What are the three magic questions you can ask your partner to deepen your relationship and make sure that it stands the test of time? These questions help couples evaluate their relationships and compatibility. A reflection check once in a while can strengthen your relationship and sparks a deeper connection than ever before.
The more you learn about each other, the more you develop an honest relationship.
One of the worst things that we do in our intimate relationships is to make assumptions.
We assume that our partners receive love in the same manner that we do.
We assume that our partners expect the same things from marriage.
We assume that our partner defines monogamy the same as we do.
The assumptions are endless.
Get in the habit of asking the three following questions and I promise that you will pull the rug out from underneath the vast majority of your emotional suffering in your relationships.
1. What Are You Looking For From A Relationship?
So much of the pain that you may have experienced in your dating life could have been from going after someone who was incompatible with you. Whether we realized it or not at the time, we often end up in relationships with people that do not have any long-term potential for what we’re looking for.
Get clear on what you’re looking for in a romantic partner and then have the courage to screen for these things early on in the dating process.
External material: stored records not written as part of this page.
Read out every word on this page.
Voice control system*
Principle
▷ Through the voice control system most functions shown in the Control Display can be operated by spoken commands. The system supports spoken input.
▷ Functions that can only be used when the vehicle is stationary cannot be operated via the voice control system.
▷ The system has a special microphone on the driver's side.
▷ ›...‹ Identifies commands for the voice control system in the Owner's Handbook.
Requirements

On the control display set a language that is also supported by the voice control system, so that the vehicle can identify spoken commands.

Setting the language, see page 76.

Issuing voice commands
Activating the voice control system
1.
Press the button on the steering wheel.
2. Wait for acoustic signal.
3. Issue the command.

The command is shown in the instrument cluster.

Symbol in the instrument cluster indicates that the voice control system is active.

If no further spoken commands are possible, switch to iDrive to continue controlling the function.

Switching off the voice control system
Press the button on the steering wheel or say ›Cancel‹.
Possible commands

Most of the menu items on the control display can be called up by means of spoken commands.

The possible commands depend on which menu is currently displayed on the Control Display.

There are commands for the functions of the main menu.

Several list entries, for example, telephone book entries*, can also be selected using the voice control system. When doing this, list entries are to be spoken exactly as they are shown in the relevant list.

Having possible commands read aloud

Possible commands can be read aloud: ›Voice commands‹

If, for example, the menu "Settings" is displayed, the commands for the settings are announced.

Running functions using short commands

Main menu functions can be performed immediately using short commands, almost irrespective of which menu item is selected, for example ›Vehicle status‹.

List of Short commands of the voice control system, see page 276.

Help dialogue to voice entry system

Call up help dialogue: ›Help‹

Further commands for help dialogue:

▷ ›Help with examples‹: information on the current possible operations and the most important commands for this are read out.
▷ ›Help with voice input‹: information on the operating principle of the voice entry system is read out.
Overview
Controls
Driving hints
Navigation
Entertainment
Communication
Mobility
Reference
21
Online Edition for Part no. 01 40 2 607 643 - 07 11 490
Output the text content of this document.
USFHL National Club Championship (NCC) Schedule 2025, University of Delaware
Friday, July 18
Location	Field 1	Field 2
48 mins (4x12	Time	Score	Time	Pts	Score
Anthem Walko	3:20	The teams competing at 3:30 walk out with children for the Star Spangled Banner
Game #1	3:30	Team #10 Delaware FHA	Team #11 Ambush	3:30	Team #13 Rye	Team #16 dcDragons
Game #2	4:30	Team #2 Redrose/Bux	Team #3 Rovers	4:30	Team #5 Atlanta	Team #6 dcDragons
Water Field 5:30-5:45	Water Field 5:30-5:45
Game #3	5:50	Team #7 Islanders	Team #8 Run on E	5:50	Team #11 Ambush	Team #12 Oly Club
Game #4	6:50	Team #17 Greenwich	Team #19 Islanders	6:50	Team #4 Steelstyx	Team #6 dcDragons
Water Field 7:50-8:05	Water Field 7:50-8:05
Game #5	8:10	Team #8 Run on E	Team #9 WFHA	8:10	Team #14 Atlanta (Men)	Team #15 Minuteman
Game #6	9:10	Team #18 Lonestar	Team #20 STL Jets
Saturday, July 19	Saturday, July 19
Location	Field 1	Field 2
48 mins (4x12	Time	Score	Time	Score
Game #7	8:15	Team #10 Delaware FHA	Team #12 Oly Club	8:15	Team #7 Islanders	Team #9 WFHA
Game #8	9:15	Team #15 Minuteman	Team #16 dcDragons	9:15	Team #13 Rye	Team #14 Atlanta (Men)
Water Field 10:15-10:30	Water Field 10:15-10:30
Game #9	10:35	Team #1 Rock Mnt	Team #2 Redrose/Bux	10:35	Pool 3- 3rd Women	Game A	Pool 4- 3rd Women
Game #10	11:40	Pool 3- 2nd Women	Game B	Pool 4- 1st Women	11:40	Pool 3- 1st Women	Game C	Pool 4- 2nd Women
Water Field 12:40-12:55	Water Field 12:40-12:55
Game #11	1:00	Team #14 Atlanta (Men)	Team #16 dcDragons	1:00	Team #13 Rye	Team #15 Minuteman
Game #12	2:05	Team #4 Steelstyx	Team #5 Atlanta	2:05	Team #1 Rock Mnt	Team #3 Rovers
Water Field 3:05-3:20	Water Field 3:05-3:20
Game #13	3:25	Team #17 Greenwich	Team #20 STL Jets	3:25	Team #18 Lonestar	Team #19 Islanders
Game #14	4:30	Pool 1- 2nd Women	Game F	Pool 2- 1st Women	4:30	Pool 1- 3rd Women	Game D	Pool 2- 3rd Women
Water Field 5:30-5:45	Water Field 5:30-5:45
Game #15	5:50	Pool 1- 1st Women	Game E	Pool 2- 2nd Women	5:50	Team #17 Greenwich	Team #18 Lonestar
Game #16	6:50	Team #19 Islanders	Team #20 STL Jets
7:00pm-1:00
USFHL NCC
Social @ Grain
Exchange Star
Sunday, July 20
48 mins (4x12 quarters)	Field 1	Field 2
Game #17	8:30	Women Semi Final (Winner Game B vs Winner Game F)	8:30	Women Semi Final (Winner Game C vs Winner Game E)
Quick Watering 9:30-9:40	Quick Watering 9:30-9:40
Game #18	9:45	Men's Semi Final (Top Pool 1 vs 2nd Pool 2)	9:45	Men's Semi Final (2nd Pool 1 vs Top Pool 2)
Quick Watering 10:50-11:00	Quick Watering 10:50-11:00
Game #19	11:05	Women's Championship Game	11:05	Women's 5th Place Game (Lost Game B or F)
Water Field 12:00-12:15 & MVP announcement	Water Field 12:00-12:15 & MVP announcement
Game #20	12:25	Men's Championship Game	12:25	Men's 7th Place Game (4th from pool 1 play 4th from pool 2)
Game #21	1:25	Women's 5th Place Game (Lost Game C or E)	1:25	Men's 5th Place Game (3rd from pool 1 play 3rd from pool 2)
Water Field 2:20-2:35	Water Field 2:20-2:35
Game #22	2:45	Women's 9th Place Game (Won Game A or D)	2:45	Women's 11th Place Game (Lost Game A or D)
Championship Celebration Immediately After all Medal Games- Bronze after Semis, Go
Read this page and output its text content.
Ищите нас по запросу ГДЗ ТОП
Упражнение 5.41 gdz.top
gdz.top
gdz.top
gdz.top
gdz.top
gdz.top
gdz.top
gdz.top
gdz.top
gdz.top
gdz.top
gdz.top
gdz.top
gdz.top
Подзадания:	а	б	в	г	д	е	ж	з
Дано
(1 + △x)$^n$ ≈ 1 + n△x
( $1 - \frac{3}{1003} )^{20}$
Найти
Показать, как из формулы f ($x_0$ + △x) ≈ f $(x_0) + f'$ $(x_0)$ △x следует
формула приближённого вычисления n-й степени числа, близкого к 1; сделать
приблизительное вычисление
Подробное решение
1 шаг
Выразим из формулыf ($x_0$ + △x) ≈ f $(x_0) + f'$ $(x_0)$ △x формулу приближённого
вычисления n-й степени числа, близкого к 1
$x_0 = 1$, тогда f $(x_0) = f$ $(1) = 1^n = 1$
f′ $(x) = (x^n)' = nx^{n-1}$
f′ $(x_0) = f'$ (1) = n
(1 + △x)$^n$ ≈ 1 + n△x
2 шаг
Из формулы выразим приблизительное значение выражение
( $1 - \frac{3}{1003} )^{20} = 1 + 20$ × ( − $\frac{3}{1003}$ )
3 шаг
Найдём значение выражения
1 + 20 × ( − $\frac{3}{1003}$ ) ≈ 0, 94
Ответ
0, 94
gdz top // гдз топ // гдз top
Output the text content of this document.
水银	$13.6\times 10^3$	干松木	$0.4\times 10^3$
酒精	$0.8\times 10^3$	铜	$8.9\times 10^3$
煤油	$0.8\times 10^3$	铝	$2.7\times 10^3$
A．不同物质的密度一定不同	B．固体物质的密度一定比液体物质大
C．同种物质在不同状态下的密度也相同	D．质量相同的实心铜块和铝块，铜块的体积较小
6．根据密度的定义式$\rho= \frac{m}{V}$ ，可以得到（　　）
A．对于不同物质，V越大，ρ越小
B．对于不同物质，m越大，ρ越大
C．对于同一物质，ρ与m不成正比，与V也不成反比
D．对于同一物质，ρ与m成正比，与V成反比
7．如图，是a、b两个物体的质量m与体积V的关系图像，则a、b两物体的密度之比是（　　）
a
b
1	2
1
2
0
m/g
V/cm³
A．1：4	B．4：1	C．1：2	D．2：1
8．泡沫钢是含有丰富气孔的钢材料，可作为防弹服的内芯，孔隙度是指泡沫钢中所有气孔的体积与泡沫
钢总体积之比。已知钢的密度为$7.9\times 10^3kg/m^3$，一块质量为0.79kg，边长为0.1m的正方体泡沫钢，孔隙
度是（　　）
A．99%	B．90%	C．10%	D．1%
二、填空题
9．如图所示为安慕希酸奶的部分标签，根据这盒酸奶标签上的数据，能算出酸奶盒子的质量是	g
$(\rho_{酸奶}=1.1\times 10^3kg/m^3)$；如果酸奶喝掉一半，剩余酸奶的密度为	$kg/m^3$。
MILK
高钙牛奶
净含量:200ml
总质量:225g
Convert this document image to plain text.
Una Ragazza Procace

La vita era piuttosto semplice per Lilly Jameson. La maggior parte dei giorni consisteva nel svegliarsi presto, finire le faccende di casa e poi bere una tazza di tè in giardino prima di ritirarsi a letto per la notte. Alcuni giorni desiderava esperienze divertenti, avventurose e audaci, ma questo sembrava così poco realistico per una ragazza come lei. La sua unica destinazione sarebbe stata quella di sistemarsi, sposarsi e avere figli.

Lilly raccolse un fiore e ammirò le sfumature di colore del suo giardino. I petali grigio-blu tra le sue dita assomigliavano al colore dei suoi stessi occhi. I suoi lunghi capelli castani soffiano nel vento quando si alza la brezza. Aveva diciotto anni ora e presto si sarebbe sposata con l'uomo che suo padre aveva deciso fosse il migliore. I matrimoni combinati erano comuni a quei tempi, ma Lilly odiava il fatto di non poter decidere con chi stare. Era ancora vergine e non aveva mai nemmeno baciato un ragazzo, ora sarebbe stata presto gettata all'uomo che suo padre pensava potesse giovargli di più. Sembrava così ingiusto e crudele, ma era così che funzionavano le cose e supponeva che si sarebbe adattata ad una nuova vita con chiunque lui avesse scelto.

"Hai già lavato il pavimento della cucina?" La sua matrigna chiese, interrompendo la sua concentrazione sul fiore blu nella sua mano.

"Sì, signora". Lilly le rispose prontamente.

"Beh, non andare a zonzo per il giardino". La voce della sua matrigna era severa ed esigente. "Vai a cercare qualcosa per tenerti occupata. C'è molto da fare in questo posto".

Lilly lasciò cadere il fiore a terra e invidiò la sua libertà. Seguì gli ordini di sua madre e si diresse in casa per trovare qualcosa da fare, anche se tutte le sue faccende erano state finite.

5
If you know that something is important to you, you are fully within your right to ask your potential significant other about this information outright. Do you want kids? Do you want a partner who is kind and compassionate? Do you want to date someone who has a similar style of intelligence like you? Let it be known.
You can ask someone you are dating, even on the first date, “What are you looking for from a relationship?” By getting clear on this from the outset, you both save yourselves time if you discover that you’re looking for different things.
So ask this question early on in the dating process.
2. How Can I Love You The Best?
Whether you ask this question on your tenth date, or after two years or fifty years of partnership is irrelevant.
Get absolutely clear on how it is that your partner wants you to love them.
Some people need more time to themselves while others need as much quality time and physical connection as possible. Some people desire deeply stimulating conversations while others would rather hold hands while sitting in silence.
What registers as love to you doesn’t necessarily register as love to your partner.